Ok so Fawn is the opposite of that. Her and Brandon had sex more than once a day, they smoked pot together, they skipped school all the time, Fawn lost her scholarship and her grades were F's. FAWN IS PREGNANT!

So Scotty's dad has the nerve to tell Scotty every other day of his life that "You're turning out just like your sister" I am not allowed at their house but fuck if I give a FUCK! cuz I don't. I am tired of drama. All they want to do it break me and Scotty up. I am trying my hardest but it is getting to the point I just want to go up to them and say "Ok you fucking won, see ya in hell.. Oh wait I WONT BE THERE!" and leave. oooo what are they going to say? "You can't see Scotty anymore"? Fuck that, they use Scotty as a little tool to get their way.
I am through with that family. If they died, I wouldn't be sad at all. Not shed a tear, I would shrug my shoulders and smile that I had my baby all to myself. I am not saying I wish they would die, but if they did.. the only one I would cry over would be John Paul. He's my favorite♥

I cried over a Fox last night.. Pathetic? I know. Well I saw it get hit by a car and I did everything I could do to save it. I slammed on my breaks and 2 of them ran in the road. Then I waited for them to move and the one got hit by an on coming car. I saw the little fox fly across the road and flip all around and I started crying. It wasn't really fair if you ask me.

I talked to Byron the other night for a few hours, It upset Scotty but it was not about like getting back together or anything. He has some problems and kind of needed someone to talk to.

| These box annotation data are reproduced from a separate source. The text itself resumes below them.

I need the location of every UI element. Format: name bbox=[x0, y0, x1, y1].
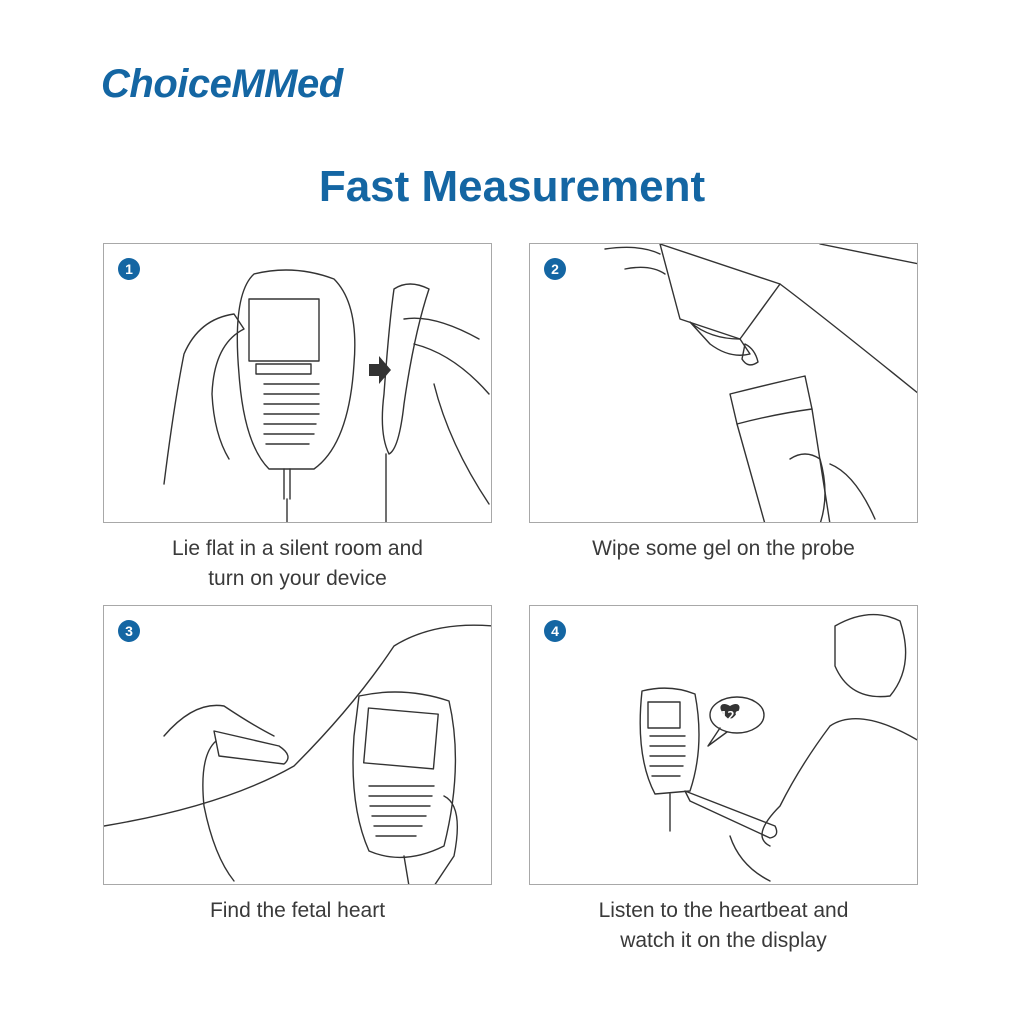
device-and-probe-drawing bbox=[163, 269, 490, 522]
listening-heartbeat-drawing bbox=[639, 613, 917, 882]
step-number-badge: 1 bbox=[118, 258, 140, 280]
page-title: Fast Measurement bbox=[318, 162, 706, 211]
caption-line: Lie flat in a silent room and bbox=[172, 537, 423, 560]
brand-logo: ChoiceMMed bbox=[101, 62, 343, 106]
step-number-badge: 2 bbox=[544, 258, 566, 280]
caption-line: Find the fetal heart bbox=[209, 899, 386, 922]
step-number-badge: 4 bbox=[544, 620, 566, 642]
caption-line: turn on your device bbox=[208, 567, 387, 590]
step-1-caption: Lie flat in a silent room and turn on yo… bbox=[103, 534, 492, 594]
step-3-caption: Find the fetal heart bbox=[103, 896, 492, 926]
caption-line: watch it on the display bbox=[620, 929, 827, 952]
step-2-illustration: 2 bbox=[529, 243, 918, 523]
step-3-illustration: 3 bbox=[103, 605, 492, 885]
step-1-illustration: 1 bbox=[103, 243, 492, 523]
heart-rate-display-reading: 128 bbox=[720, 709, 742, 723]
step-4-illustration: 4 128 bbox=[529, 605, 918, 885]
step-number-badge: 3 bbox=[118, 620, 140, 642]
caption-line: Wipe some gel on the probe bbox=[592, 537, 855, 560]
gel-on-probe-drawing bbox=[604, 244, 917, 522]
step-4-caption: Listen to the heartbeat and watch it on … bbox=[529, 896, 918, 956]
finding-fetal-heart-drawing bbox=[104, 624, 491, 884]
step-2-caption: Wipe some gel on the probe bbox=[529, 534, 918, 564]
caption-line: Listen to the heartbeat and bbox=[598, 899, 849, 922]
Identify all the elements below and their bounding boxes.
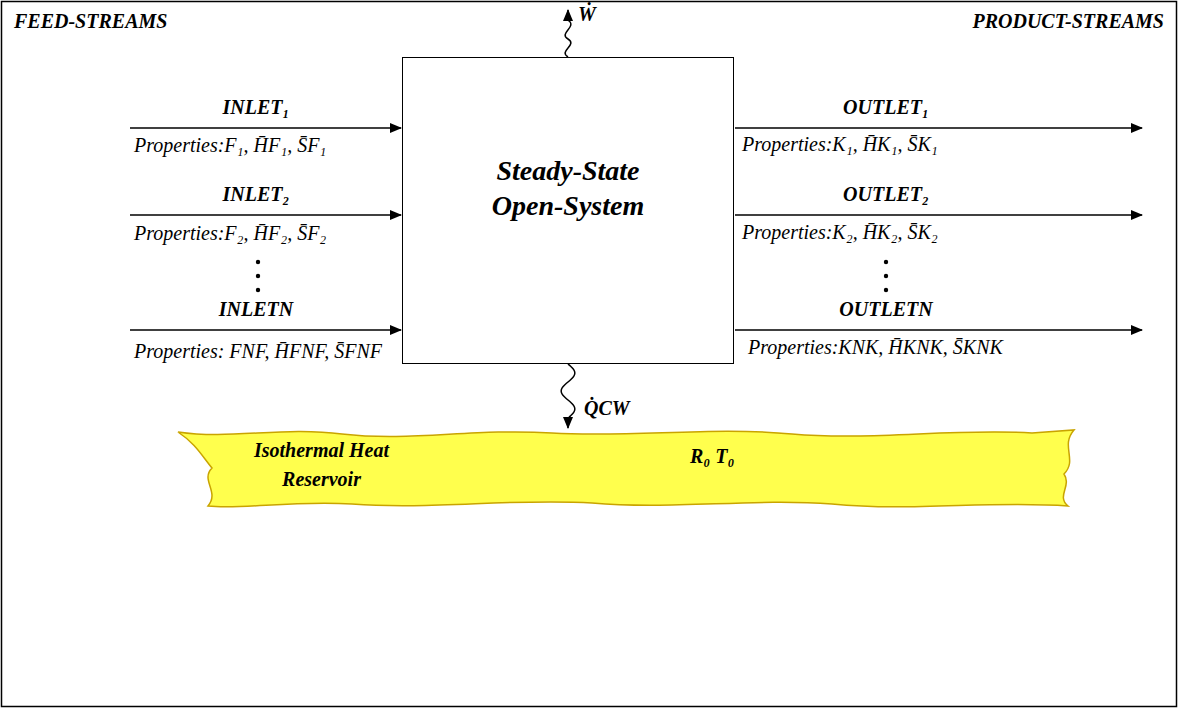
system-box: Steady-State Open-System bbox=[402, 57, 734, 364]
inlet-arrow bbox=[130, 329, 401, 331]
property-label: Properties:K₂, H̄K₂, S̄K₂ bbox=[742, 221, 938, 244]
system-title: Steady-State Open-System bbox=[458, 153, 678, 223]
property-label: Properties:F₂, H̄F₂, S̄F₂ bbox=[134, 222, 326, 245]
property-label: Properties:F₁, H̄F₁, S̄F₁ bbox=[134, 134, 326, 157]
ellipsis-dot bbox=[256, 274, 260, 278]
property-label: Properties:K₁, H̄K₁, S̄K₁ bbox=[742, 133, 938, 156]
stream-label: OUTLET₂ bbox=[843, 183, 929, 206]
property-label: Properties:KNK, H̄KNK, S̄KNK bbox=[748, 336, 1003, 359]
reservoir-label: Isothermal Heat Reservoir bbox=[234, 436, 409, 494]
outlet-arrow bbox=[735, 329, 1142, 331]
stream-label: INLET₁ bbox=[223, 96, 290, 119]
stream-label: INLET₂ bbox=[223, 183, 290, 206]
heat-symbol: Q̇CW bbox=[582, 397, 632, 420]
outlet-arrow bbox=[735, 214, 1142, 216]
work-symbol: Ẇ bbox=[578, 3, 596, 26]
ellipsis-dot bbox=[256, 260, 260, 264]
heat-flow-arrow bbox=[561, 364, 575, 428]
stream-label: OUTLET₁ bbox=[843, 96, 929, 119]
ellipsis-dot bbox=[256, 288, 260, 292]
inlet-arrow bbox=[130, 214, 401, 216]
stream-label: INLETN bbox=[219, 298, 293, 321]
section-heading: FEED-STREAMS bbox=[14, 10, 167, 33]
reservoir-symbol: R₀ T₀ bbox=[690, 442, 735, 471]
ellipsis-dot bbox=[884, 260, 888, 264]
stream-label: OUTLETN bbox=[839, 298, 932, 321]
ellipsis-dot bbox=[884, 288, 888, 292]
section-heading: PRODUCT-STREAMS bbox=[972, 10, 1164, 33]
property-label: Properties: FNF, H̄FNF, S̄FNF bbox=[134, 340, 382, 363]
work-arrow bbox=[565, 10, 571, 57]
outlet-arrow bbox=[735, 127, 1142, 129]
heat-reservoir: Isothermal Heat Reservoir R₀ T₀ bbox=[172, 424, 1082, 512]
inlet-arrow bbox=[130, 127, 401, 129]
ellipsis-dot bbox=[884, 274, 888, 278]
reservoir-shape bbox=[178, 430, 1074, 507]
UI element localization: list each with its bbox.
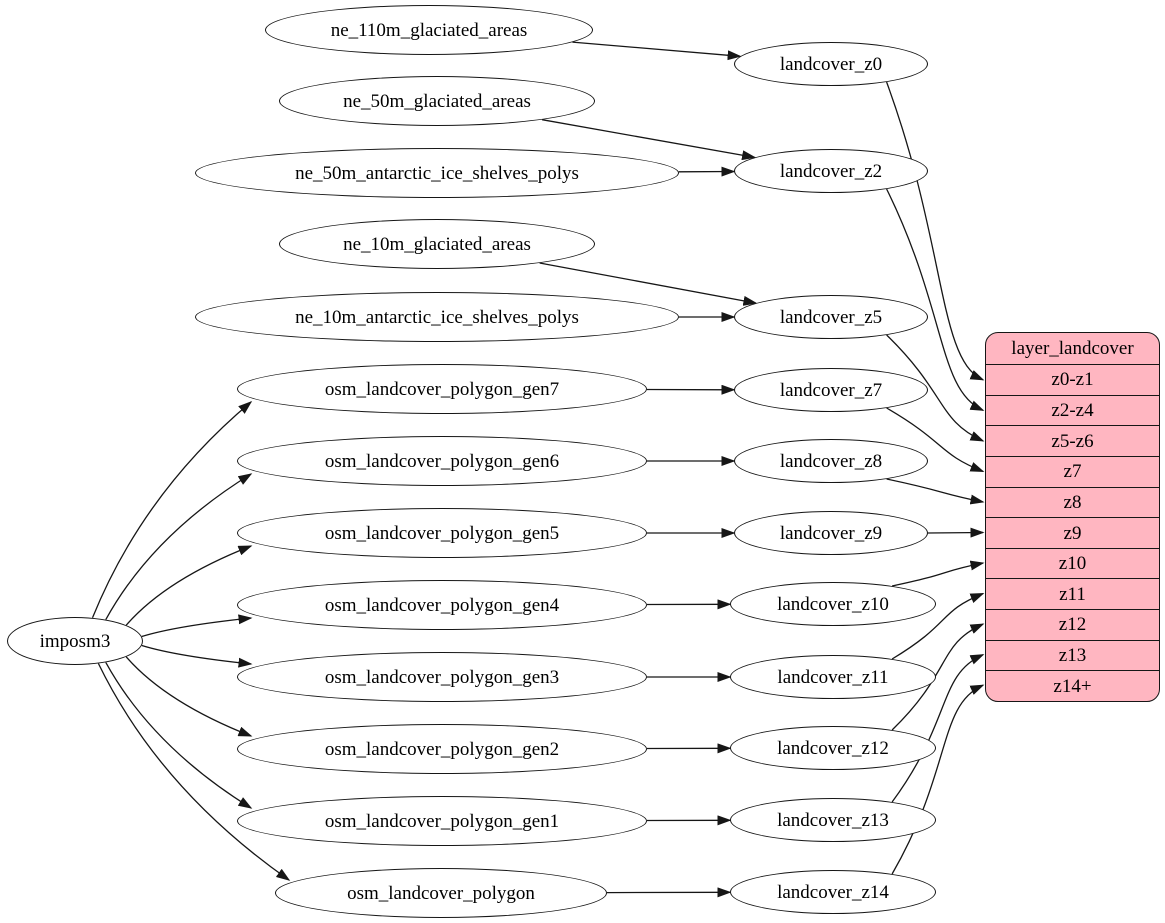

Well I was there. Even after all the shit I went through when he hurt me over a year ago, I listened to him when he needed someone. I guess I am just a good person and no I don't care for him in that boyfriend or girlfriend way.

oh yea and I laid in the dirt and threw a fit at Scotty and threw groceries around in the cart while grocery shopping because he was talking to his mom and not helping me, it pissed me off. I'm a bitch and I feel really pissed and agrevated tonight. I will probably start my period soon? I don't know..

Well I am going to go. peace and love and whatever the fuck else you want.